政府内には本年8月の法曹の養成に関するフォーラムの取りまとめを根拠として貸与制への移行を既定方針とする考え方があるとされる。しかし、貸与制の導入が決定された2004年当時と比較しても、リーマンショックによる経済不況の深刻化と弁護士数の急増により、新人弁護士の就業と経済状況は著しく悪化しており、司法試験合格者の中からも奨学金の返済に加え、貸与金の返済への不安から司法修習を断念するという憂慮すべき事態が現実のものとなっている。このような実情に適切に対応することは政治の任務である。



日弁連は修習資金について、現在の厳しい財政状況を踏まえ政府負担を減らしていく努力が求められていることを認識し、本年7月法曹の養成に関するフォーラムに対して、賞与分のカット、基本給の減額、住居移転などに対する実費補助などを内容とする「新たな給費制」を提案しており、その場合、必要予算は63億円まで圧縮できるとしている。
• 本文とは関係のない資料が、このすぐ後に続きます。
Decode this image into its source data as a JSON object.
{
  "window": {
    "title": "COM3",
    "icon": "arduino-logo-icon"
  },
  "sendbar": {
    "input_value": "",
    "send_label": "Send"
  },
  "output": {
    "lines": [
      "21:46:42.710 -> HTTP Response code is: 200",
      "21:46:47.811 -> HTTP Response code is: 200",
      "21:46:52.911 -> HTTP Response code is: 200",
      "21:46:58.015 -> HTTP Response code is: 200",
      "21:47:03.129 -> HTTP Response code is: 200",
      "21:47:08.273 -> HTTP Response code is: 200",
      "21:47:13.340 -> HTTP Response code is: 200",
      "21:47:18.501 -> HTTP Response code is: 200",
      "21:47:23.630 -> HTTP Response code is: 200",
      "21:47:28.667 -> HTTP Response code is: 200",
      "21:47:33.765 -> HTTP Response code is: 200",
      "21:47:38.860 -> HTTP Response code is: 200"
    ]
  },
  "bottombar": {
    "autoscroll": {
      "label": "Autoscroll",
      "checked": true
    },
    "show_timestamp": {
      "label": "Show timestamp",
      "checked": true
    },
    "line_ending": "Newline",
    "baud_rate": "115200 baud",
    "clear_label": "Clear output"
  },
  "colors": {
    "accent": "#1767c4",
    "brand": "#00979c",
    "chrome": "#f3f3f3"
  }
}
また、法科大学院に対する政府の財政支援額も2005年には99億円を要していたが、入学者減少により、2010年には71億円、2011年にはさらに相当額が減少する見通しである。



弁護士を含む司法制度は憲法に基礎を置く社会インフラであり、今回の東日本大震災における被災者への法的支援や原発損害賠償ADRでの活動などを見ても、弁護士の果たすべき社会的役割は極めて重要であることが明らかであるから、その養成費用は本来国が負担することを原則とするべきである。



修習生への経済的な支援の規模は、法科大学院の定員や司法試験合格者数と密接に関連している。今後、緊急に見直された後の法曹養成制度全体がどのような姿となるか,その結果法曹養成全体に必要な国家予算がどの程度となるのかなどを見極めながら、制度全体に対する国の支援のあり方、その過程における裁判所・法務省・文部科学省・弁護士会の果たすべき役割分担について議論を深めていくべきである。



そして、法曹養成制度の深刻な現状に鑑みれば、有為な人材に法曹志望を断念させることにつながる大きな負のメッセージとなっている貸与制への移行は、見送るべきである。



2 法曹養成制度の抜本的改革の加速を求める



日弁連は、先の法務部門会議の取りまとめに基づいて「法科大学院の教育と司法試験等との連携等に関する法律」の附則2条に定められた「検討」を2013年を待たずに直ちに開始するよう法改正を行い、修習資金の取扱を含む法曹養成制度全体について、制度的な裏付けを持った見直し作業を直ちに開始し、地域適正配置に配慮しつつ法科大学院の統廃合と大幅な定数削減、受験回数制限の緩和、修習開始時における集合的な修習などを柱とする根本的な改革を進めるべきであると考える。



3 政府提案の閣法について与野党の協議による修正を求める



政府が法曹の養成に関するフォーラムの取りまとめに基づいて提案予定の裁判所法改正案(経済的な困難者に対する一年ごとの返済猶予を定める新貸与制を内容とする)については、日弁連の基本的姿勢とは相反するものであるが、この政府提案について与野党の協議により、法曹養成制度全体の早期見直しと貸与制の実施延期の2点が明記され、当面給費制が継続されるようその修正が図られるよう強く求めるものである。